Peter Cherukuri, svp of advertising and business development, Politico
The mobile gap at Politico is that about a third of our traffic is coming through mobile, but it’s a small percentage of our total revenue. Our strategy around it is that we’re getting better ad units. So partnering with Pictela on some of their custom ad executions/mobile executions. [We’re] coming through a little bit more of sponsorships. And the third is using the platform for native.

Adam Solomon, vp of digital ad products, Time Inc.
It’s a big gap. I don’t know on a percentage basis, but we’re closing the gap by trying to sell at scale. We can’t sell by brand anymore. We have to sell at scale, and the typical progression right now is that we’ll sell a print program at a certain dollar amount and a digital program at a smaller amount. And there’s a mobile program which is a subset of the digital. And it gets smaller and smaller, and you end up with like $20,000 mobile buys, and that’s not just scalable or sustainable. You have to sell differently, so we’ve brought on mobile sellers to specifically focus on mobile at scale.

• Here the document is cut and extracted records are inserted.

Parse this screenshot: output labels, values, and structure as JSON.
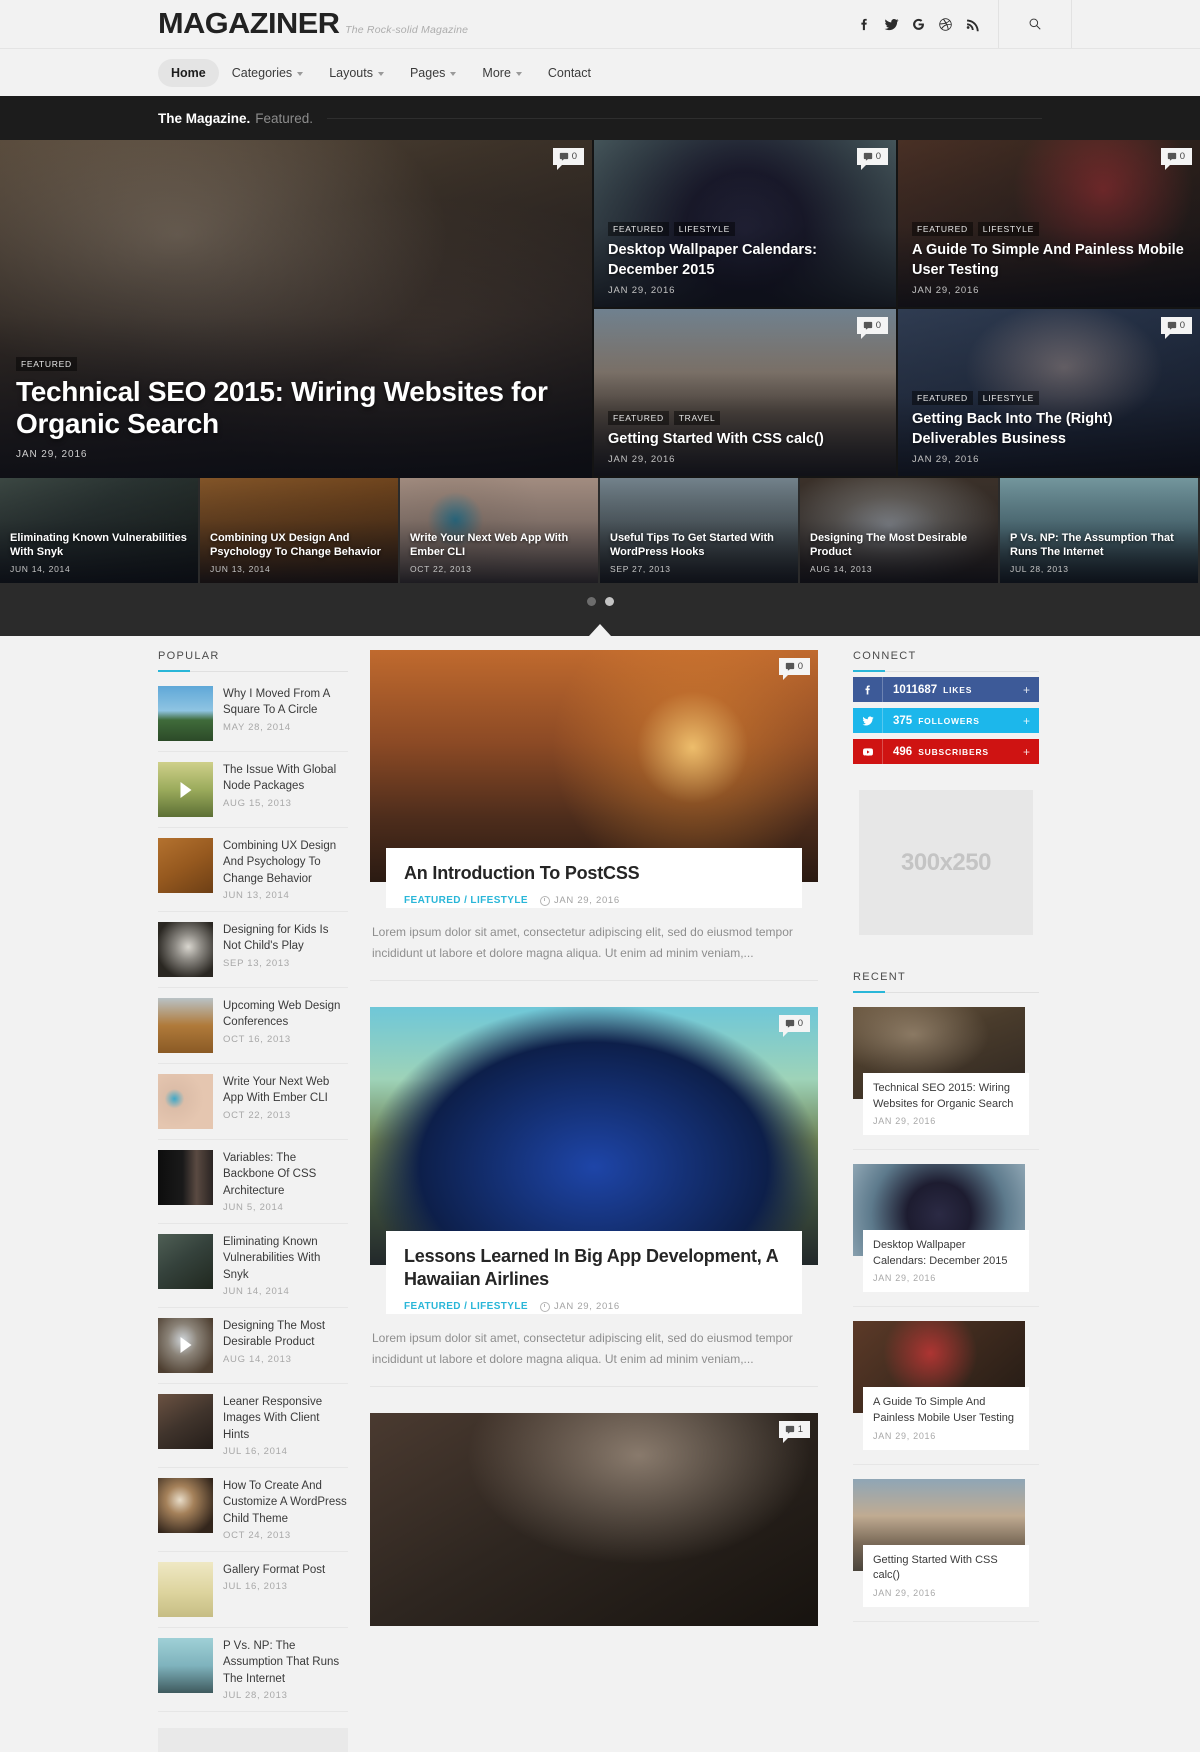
{
  "header": {
    "logo": "MAGAZINER",
    "tagline": "The Rock-solid Magazine",
    "social": [
      {
        "name": "facebook-icon",
        "label": "Facebook"
      },
      {
        "name": "twitter-icon",
        "label": "Twitter"
      },
      {
        "name": "google-plus-icon",
        "label": "Google Plus"
      },
      {
        "name": "dribbble-icon",
        "label": "Dribbble"
      },
      {
        "name": "rss-icon",
        "label": "RSS"
      }
    ],
    "search_icon": "search-icon"
  },
  "nav": [
    {
      "label": "Home",
      "active": true,
      "dropdown": false
    },
    {
      "label": "Categories",
      "active": false,
      "dropdown": true
    },
    {
      "label": "Layouts",
      "active": false,
      "dropdown": true
    },
    {
      "label": "Pages",
      "active": false,
      "dropdown": true
    },
    {
      "label": "More",
      "active": false,
      "dropdown": true
    },
    {
      "label": "Contact",
      "active": false,
      "dropdown": false
    }
  ],
  "featured_bar": {
    "strong": "The Magazine.",
    "light": "Featured."
  },
  "hero": {
    "main": {
      "categories": [
        "FEATURED"
      ],
      "title": "Technical SEO 2015: Wiring Websites for Organic Search",
      "date": "JAN 29, 2016",
      "comments": "0"
    },
    "tiles": [
      {
        "categories": [
          "FEATURED",
          "LIFESTYLE"
        ],
        "title": "Desktop Wallpaper Calendars: December 2015",
        "date": "JAN 29, 2016",
        "comments": "0"
      },
      {
        "categories": [
          "FEATURED",
          "LIFESTYLE"
        ],
        "title": "A Guide To Simple And Painless Mobile User Testing",
        "date": "JAN 29, 2016",
        "comments": "0"
      },
      {
        "categories": [
          "FEATURED",
          "TRAVEL"
        ],
        "title": "Getting Started With CSS calc()",
        "date": "JAN 29, 2016",
        "comments": "0"
      },
      {
        "categories": [
          "FEATURED",
          "LIFESTYLE"
        ],
        "title": "Getting Back Into The (Right) Deliverables Business",
        "date": "JAN 29, 2016",
        "comments": "0"
      }
    ]
  },
  "strip": [
    {
      "title": "Eliminating Known Vulnerabilities With Snyk",
      "date": "JUN 14, 2014"
    },
    {
      "title": "Combining UX Design And Psychology To Change Behavior",
      "date": "JUN 13, 2014"
    },
    {
      "title": "Write Your Next Web App With Ember CLI",
      "date": "OCT 22, 2013"
    },
    {
      "title": "Useful Tips To Get Started With WordPress Hooks",
      "date": "SEP 27, 2013"
    },
    {
      "title": "Designing The Most Desirable Product",
      "date": "AUG 14, 2013"
    },
    {
      "title": "P Vs. NP: The Assumption That Runs The Internet",
      "date": "JUL 28, 2013"
    }
  ],
  "carousel": {
    "dots": 2,
    "active_index": 1
  },
  "popular": {
    "title": "POPULAR",
    "items": [
      {
        "title": "Why I Moved From A Square To A Circle",
        "date": "MAY 28, 2014",
        "video": false
      },
      {
        "title": "The Issue With Global Node Packages",
        "date": "AUG 15, 2013",
        "video": true
      },
      {
        "title": "Combining UX Design And Psychology To Change Behavior",
        "date": "JUN 13, 2014",
        "video": false
      },
      {
        "title": "Designing for Kids Is Not Child's Play",
        "date": "SEP 13, 2013",
        "video": false
      },
      {
        "title": "Upcoming Web Design Conferences",
        "date": "OCT 16, 2013",
        "video": false
      },
      {
        "title": "Write Your Next Web App With Ember CLI",
        "date": "OCT 22, 2013",
        "video": false
      },
      {
        "title": "Variables: The Backbone Of CSS Architecture",
        "date": "JUN 5, 2014",
        "video": false
      },
      {
        "title": "Eliminating Known Vulnerabilities With Snyk",
        "date": "JUN 14, 2014",
        "video": false
      },
      {
        "title": "Designing The Most Desirable Product",
        "date": "AUG 14, 2013",
        "video": true
      },
      {
        "title": "Leaner Responsive Images With Client Hints",
        "date": "JUL 16, 2014",
        "video": false
      },
      {
        "title": "How To Create And Customize A WordPress Child Theme",
        "date": "OCT 24, 2013",
        "video": false
      },
      {
        "title": "Gallery Format Post",
        "date": "JUL 16, 2013",
        "video": false
      },
      {
        "title": "P Vs. NP: The Assumption That Runs The Internet",
        "date": "JUL 28, 2013",
        "video": false
      }
    ]
  },
  "articles": [
    {
      "title": "An Introduction To PostCSS",
      "categories": "FEATURED / LIFESTYLE",
      "date": "JAN 29, 2016",
      "comments": "0",
      "excerpt": "Lorem ipsum dolor sit amet, consectetur adipiscing elit, sed do eiusmod tempor incididunt ut labore et dolore magna aliqua. Ut enim ad minim veniam,..."
    },
    {
      "title": "Lessons Learned In Big App Development, A Hawaiian Airlines",
      "categories": "FEATURED / LIFESTYLE",
      "date": "JAN 29, 2016",
      "comments": "0",
      "excerpt": "Lorem ipsum dolor sit amet, consectetur adipiscing elit, sed do eiusmod tempor incididunt ut labore et dolore magna aliqua. Ut enim ad minim veniam,..."
    },
    {
      "title": "",
      "categories": "",
      "date": "",
      "comments": "1",
      "excerpt": ""
    }
  ],
  "connect": {
    "title": "CONNECT",
    "items": [
      {
        "network": "facebook-icon",
        "count": "1011687",
        "label": "LIKES",
        "color": "#3d5a98",
        "plus": "+"
      },
      {
        "network": "twitter-icon",
        "count": "375",
        "label": "FOLLOWERS",
        "color": "#1cb7eb",
        "plus": "+"
      },
      {
        "network": "youtube-icon",
        "count": "496",
        "label": "SUBSCRIBERS",
        "color": "#cf1312",
        "plus": "+"
      }
    ]
  },
  "ad": {
    "label": "300x250"
  },
  "recent": {
    "title": "RECENT",
    "items": [
      {
        "title": "Technical SEO 2015: Wiring Websites for Organic Search",
        "date": "JAN 29, 2016"
      },
      {
        "title": "Desktop Wallpaper Calendars: December 2015",
        "date": "JAN 29, 2016"
      },
      {
        "title": "A Guide To Simple And Painless Mobile User Testing",
        "date": "JAN 29, 2016"
      },
      {
        "title": "Getting Started With CSS calc()",
        "date": "JAN 29, 2016"
      }
    ]
  },
  "theme": {
    "accent": "#29b6d8",
    "dark": "#1c1c1c",
    "page_bg": "#f2f2f2"
  }
}
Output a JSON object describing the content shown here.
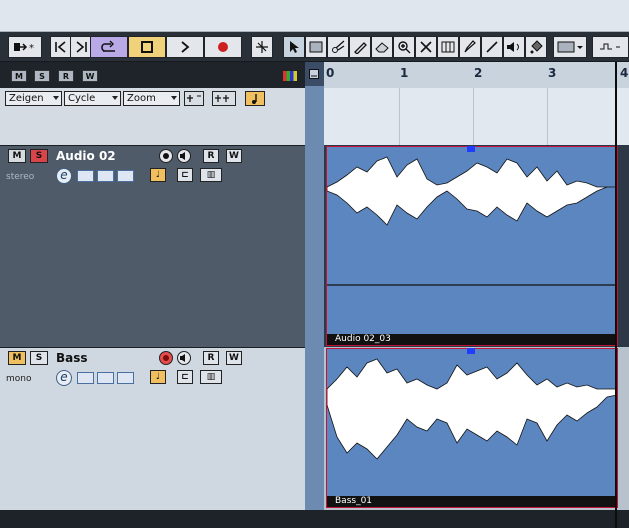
{
  "toolbar": {
    "buttons": [
      {
        "name": "automation-icon"
      },
      {
        "name": "go-to-start-icon"
      },
      {
        "name": "go-to-end-icon"
      },
      {
        "name": "cycle-icon"
      },
      {
        "name": "stop-icon"
      },
      {
        "name": "play-icon"
      },
      {
        "name": "record-icon"
      },
      {
        "name": "snap-icon"
      },
      {
        "name": "pointer-tool-icon"
      },
      {
        "name": "range-tool-icon"
      },
      {
        "name": "split-tool-icon"
      },
      {
        "name": "glue-tool-icon"
      },
      {
        "name": "erase-tool-icon"
      },
      {
        "name": "zoom-tool-icon"
      },
      {
        "name": "mute-tool-icon"
      },
      {
        "name": "comp-tool-icon"
      },
      {
        "name": "draw-tool-icon"
      },
      {
        "name": "line-tool-icon"
      },
      {
        "name": "speaker-tool-icon"
      },
      {
        "name": "color-tool-icon"
      },
      {
        "name": "color-select-icon"
      },
      {
        "name": "snap-type-icon"
      }
    ]
  },
  "filter_modes": [
    "M",
    "S",
    "R",
    "W"
  ],
  "ruler": {
    "bars": [
      "0",
      "1",
      "2",
      "3",
      "4"
    ]
  },
  "filters": {
    "show": "Zeigen",
    "cycle": "Cycle",
    "zoom": "Zoom"
  },
  "tracks": [
    {
      "name": "Audio 02",
      "sub": "stereo",
      "mute": "M",
      "solo": "S",
      "read": "R",
      "write": "W",
      "edit": "e",
      "event_label": "Audio 02_03",
      "solo_active": true
    },
    {
      "name": "Bass",
      "sub": "mono",
      "mute": "M",
      "solo": "S",
      "read": "R",
      "write": "W",
      "edit": "e",
      "event_label": "Bass_01",
      "record_armed": true
    }
  ],
  "colors": {
    "event": "#5b86bf",
    "event_border": "#c2143a",
    "cycle_active": "#b9a9e6",
    "stop_active": "#f0d27a",
    "record": "#cc1f1f"
  }
}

Brian Danza, chief technology officer, Daily Caller
We get 20 percent of our readership on mobile, and 98 percent of revenue is desktop. We’re trying to revamp all of our mobile apps, and come up with a true responsive design, and sell packages direct to make up for the gap, covering especially mobile.

Kevin Gentzel, chief revenue officer, Washington Post
We are experiencing extreme growth in both mobile content consumption as well as mobile advertising investments. And what you’ll see more from the Washington Post as we evolve more in this mobile world is our newsroom telling stories that adapt to the specific device or platform. And you’ll start to see advertising intelligently adapt to the mobile storytelling in new, unique and powerful ways.

Neil Vogel, CEO, About.com
Mobile, not including tablet, is up to abut 30 percent of traffic. As for monetization, maybe half to two-thirds of that, depending on channel. Mobile is clearly an area of focus for us, and we are working hard on creating mobile ad products that work for advertisers, which really was not a focus prior my arrival. This will help. Video is part of the answer, too, and we will be making some announcements soon about our retooled video creation efforts. We are also pretty excited about responsive, which I am sure you are hearing a lot.

Mike Cole, sales and strategy, Reddit
Right now, our mobile platforms are all user-based. So there’s baconit, alienblue, about five or six really good mobile platforms that users have created. We have some in-house, like ireddit. But we’re so focused on making the site as awesome as possible, it’s just kind of sitting there. We’re looking at ways to close that gap. We’re aware of a gap, and in the process of trying to figure out what we’re going to do about that. There are so many different potential avenues at Reddit, that it’s tough to be able to pick one out and apply that.